Quantum Groups

The main aim is to make significant advances in the understanding of the noncommutative geometry of quantum groups homogeneous spaces through the application of ideas from parabolic geometry.

G3.1: Prove the quantum Baum-Connes conjecture for the discrete duals of all quantum groups.

G3.2: Produce a quantum realization of Schubert calculus in terms of the quantum Grassmannians.

G3.3: Define q-deformed version of noncommutative Weil algebra and the corresponding cubic Dirac operators for all Drinfeld-Jimbo quantum groups.

T3.1: Produce a unified construction of spectral triples for quantum flags and symmetric spaces.

T3.2: Produce a noncommutative differential geometric construction of the category of noncommutative coherent sheaves for the quantum Hermitian symmetric spaces.

T3.3: Via spectral triple type operators for flag manifolds and differential graded algebras techniques find a theoretical approach to the Baum-Connes conjecture.

T3.4: Develop a full understanding of the cohomology rings of the quantum Grassmannians in connection with the noncommutative Hodge theory of its Kähler structure.
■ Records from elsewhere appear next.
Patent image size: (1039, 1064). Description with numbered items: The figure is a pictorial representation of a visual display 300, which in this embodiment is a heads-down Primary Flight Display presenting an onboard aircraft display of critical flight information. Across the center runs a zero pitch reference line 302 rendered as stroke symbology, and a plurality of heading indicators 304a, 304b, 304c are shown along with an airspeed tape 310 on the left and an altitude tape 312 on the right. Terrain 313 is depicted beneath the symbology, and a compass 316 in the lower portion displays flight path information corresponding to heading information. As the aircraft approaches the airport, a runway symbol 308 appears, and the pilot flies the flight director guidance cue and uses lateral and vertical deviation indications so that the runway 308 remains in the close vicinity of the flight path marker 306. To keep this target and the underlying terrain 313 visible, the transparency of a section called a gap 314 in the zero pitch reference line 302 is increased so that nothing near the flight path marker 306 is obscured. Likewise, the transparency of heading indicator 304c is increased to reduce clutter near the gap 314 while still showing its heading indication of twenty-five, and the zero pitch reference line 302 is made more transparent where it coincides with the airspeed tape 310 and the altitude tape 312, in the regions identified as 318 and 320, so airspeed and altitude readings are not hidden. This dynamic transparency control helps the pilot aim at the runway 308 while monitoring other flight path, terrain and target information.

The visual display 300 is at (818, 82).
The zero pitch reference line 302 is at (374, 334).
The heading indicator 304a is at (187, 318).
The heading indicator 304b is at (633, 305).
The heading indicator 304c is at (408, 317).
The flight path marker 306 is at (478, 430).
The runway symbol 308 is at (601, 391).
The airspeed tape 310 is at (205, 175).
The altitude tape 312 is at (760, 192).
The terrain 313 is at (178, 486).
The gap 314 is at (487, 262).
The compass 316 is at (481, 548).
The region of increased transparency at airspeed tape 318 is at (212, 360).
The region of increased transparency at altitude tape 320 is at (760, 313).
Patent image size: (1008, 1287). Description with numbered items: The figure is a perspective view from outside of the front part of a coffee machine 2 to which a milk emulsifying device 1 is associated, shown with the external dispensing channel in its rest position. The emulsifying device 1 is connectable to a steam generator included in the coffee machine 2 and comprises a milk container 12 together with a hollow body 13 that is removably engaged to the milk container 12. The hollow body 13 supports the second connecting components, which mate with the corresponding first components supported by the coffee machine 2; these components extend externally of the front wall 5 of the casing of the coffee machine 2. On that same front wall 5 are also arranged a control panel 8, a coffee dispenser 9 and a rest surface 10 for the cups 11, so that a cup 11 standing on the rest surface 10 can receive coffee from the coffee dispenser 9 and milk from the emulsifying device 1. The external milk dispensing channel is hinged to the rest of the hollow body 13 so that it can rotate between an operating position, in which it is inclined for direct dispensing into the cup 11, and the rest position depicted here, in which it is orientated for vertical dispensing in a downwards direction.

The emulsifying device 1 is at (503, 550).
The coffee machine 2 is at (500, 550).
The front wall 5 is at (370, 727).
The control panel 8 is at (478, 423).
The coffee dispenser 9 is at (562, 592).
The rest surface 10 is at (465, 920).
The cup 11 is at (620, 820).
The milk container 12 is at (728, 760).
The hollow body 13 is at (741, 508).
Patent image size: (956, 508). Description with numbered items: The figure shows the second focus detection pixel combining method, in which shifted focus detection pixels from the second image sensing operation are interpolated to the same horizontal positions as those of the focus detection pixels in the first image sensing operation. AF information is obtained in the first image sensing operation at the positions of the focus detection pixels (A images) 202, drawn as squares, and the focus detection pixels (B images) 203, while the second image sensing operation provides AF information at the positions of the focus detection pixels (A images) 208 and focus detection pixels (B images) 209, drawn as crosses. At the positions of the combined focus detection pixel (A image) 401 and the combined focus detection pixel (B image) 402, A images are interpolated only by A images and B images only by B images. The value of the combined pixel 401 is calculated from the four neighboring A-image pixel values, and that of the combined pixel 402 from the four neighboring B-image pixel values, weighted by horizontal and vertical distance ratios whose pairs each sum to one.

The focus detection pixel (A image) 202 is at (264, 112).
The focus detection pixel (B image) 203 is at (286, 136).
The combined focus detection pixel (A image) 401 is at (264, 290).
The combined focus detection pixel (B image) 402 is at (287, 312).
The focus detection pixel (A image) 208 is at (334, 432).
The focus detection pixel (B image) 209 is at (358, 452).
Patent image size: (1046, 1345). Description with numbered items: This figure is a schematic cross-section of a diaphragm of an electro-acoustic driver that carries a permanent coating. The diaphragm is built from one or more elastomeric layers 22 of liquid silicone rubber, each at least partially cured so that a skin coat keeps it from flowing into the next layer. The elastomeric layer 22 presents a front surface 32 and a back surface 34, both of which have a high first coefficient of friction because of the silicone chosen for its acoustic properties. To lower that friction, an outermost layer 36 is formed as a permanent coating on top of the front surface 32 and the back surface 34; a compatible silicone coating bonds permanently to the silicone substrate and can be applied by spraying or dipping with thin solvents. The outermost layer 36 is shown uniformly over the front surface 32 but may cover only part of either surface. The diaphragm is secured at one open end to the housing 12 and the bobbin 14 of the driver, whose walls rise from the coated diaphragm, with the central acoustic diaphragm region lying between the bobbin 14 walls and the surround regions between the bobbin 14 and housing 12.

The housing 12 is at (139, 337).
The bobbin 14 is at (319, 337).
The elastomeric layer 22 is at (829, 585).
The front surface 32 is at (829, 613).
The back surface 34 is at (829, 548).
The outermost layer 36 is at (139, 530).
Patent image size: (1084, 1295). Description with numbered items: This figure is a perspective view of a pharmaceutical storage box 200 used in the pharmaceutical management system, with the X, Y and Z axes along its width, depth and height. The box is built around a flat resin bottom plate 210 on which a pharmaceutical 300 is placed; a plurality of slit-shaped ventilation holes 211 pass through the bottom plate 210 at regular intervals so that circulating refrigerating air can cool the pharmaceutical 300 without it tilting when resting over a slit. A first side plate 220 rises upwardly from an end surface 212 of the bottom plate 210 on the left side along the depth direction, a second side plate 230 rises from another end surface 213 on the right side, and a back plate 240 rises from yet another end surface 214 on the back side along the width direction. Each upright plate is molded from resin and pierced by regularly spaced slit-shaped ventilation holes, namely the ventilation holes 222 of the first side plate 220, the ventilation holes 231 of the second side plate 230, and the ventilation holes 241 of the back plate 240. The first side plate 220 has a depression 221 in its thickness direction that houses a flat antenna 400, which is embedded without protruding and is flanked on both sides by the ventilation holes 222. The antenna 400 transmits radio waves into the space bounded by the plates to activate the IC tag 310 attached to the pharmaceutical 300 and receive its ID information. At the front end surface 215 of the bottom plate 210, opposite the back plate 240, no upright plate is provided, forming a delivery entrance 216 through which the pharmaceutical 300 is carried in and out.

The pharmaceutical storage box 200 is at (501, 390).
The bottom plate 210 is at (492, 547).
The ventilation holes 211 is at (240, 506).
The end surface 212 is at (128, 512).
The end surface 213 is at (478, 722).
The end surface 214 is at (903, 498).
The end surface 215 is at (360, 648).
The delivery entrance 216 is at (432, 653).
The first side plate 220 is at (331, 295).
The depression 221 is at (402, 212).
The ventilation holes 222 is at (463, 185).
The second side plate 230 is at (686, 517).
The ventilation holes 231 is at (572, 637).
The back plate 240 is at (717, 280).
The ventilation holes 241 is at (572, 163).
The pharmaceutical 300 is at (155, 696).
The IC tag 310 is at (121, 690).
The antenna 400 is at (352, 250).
T3.5: Through the classical techniques developed in WG1 and WG2 develop a theory of quantum connections and quantum principal bundles for quantum symmetric spaces. Explore the SUSY

generalizations and the applications to Gauge field theory.

T3.6: Produce techniques to study equivariant cohomology of quantum homogeneous spaces via the q-deformed version of noncommutative Weil algebras. Explore connections with activities of WG1 via applications of the corresponding cubic Dirac operator in representation theory.